再び回想に戻る。ペインと名乗る男は、デミーラを【輪廻眼】で見つめる。そして、彼に対し口を開く。

 ペイン「噂道理、まがまがしい気を放っているな、噂に聞く【魔人デミーラ】の力はほんとうのようだな。」

 デミーラ「そういったあなたも、すさまじい気を放っているわよ。これが、神の力を得たものの気というわけね。でも、そんなんじゃ、あの【ヤルダオバード】には到底かなわないわよ?」  

二人の放つすさまじい気は、今にも天地を揺るがさんとしているかのごとしである。

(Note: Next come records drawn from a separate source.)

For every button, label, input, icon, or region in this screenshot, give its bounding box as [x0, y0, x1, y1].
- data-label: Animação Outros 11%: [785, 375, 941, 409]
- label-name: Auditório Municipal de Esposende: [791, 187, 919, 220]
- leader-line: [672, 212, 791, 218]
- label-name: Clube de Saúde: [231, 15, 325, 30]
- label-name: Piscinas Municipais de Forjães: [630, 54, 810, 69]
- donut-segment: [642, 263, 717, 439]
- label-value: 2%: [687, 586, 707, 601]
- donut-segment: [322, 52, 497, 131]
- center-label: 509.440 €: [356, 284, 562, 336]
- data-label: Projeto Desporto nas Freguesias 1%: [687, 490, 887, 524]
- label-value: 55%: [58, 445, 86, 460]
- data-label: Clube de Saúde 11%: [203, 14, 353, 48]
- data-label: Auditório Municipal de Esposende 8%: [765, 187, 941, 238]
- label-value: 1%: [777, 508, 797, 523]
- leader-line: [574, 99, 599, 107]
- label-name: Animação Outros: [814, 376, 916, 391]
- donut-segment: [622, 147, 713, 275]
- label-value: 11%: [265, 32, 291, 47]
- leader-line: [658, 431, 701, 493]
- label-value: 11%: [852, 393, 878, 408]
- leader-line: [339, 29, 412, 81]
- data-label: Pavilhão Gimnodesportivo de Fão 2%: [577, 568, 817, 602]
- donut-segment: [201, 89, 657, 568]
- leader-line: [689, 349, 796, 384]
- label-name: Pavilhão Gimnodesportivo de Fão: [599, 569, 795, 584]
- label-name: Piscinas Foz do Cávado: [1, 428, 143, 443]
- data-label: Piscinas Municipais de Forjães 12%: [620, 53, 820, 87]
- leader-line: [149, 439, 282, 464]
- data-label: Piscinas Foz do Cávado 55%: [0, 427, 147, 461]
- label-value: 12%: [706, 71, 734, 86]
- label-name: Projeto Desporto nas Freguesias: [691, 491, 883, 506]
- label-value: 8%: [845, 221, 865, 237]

仮面の男は二人に対してなだめるように話しかける。

 仮面「二人とも少しは喜んだらどうかね?これからは同志として【おおいなる計画】に参加するのだからな。特に、お前たちには特に期待しているぞ。」

 二人の放っていた気は落ち着き、あたりは静かになった。

デミーラ「それもそうね。あ、そうそう…」

 デミーラはマダラのほうを向き、質問を始める。

 デミーラ「【藍染】には話を付けてきたかしら?私は【ミルドラース】を説得してきたけど?」

 マダラ「案ずるな。ペインが話を付けてきた。それと、【ドラキュラ・ヴラド・ツェペシュ】には【ベアード】がはなしを付けてきた。それに、あの男にも話を付けることができた。あの【鬼神】とな。」 

 デミーラは大きな拍手をして「それは素晴らしい!!!」と驚嘆の声をあげた。

 デミーラ「しかしまぁ、これだけ多くの戦力が整ったとなると、これからどうなるか非常に楽しみねぇ!!さて…」

 デミーラは倒れているエルザのほうを向くと、右手をかざし、何かをぶつぶつと話す。

 デミーラ「彼女、どうしましょう?私が洗脳してあげるつもりだけど、そのためには、さっさと【計画の場所】に連れていく必要があるわね…」

エルザは青白く光る球体に包み込まれ、宙に浮く。後ろには、時空の亀裂が現れ、彼女はそこに吸い込まれそうになる。 しかし、気絶したふりをした彼女は渾身の力を込める。

 デミーラ「おや?あなた気が付いていたのね。」

 エルザ

球体、そして時空の裂け目めがけ、剣を振りかざす。

 エルザ「貴様たちが何か悪事ををたくらんでいるということは理解できた!このことをギルドの皆に伝えねばならぬ!

 エルザは「はあ!!」と力を込めると青い球体は力を失い、消えそうになる。だがしかし、仮面の男がペインとデミーラの前に立つと、彼女に【術】をかけ始める。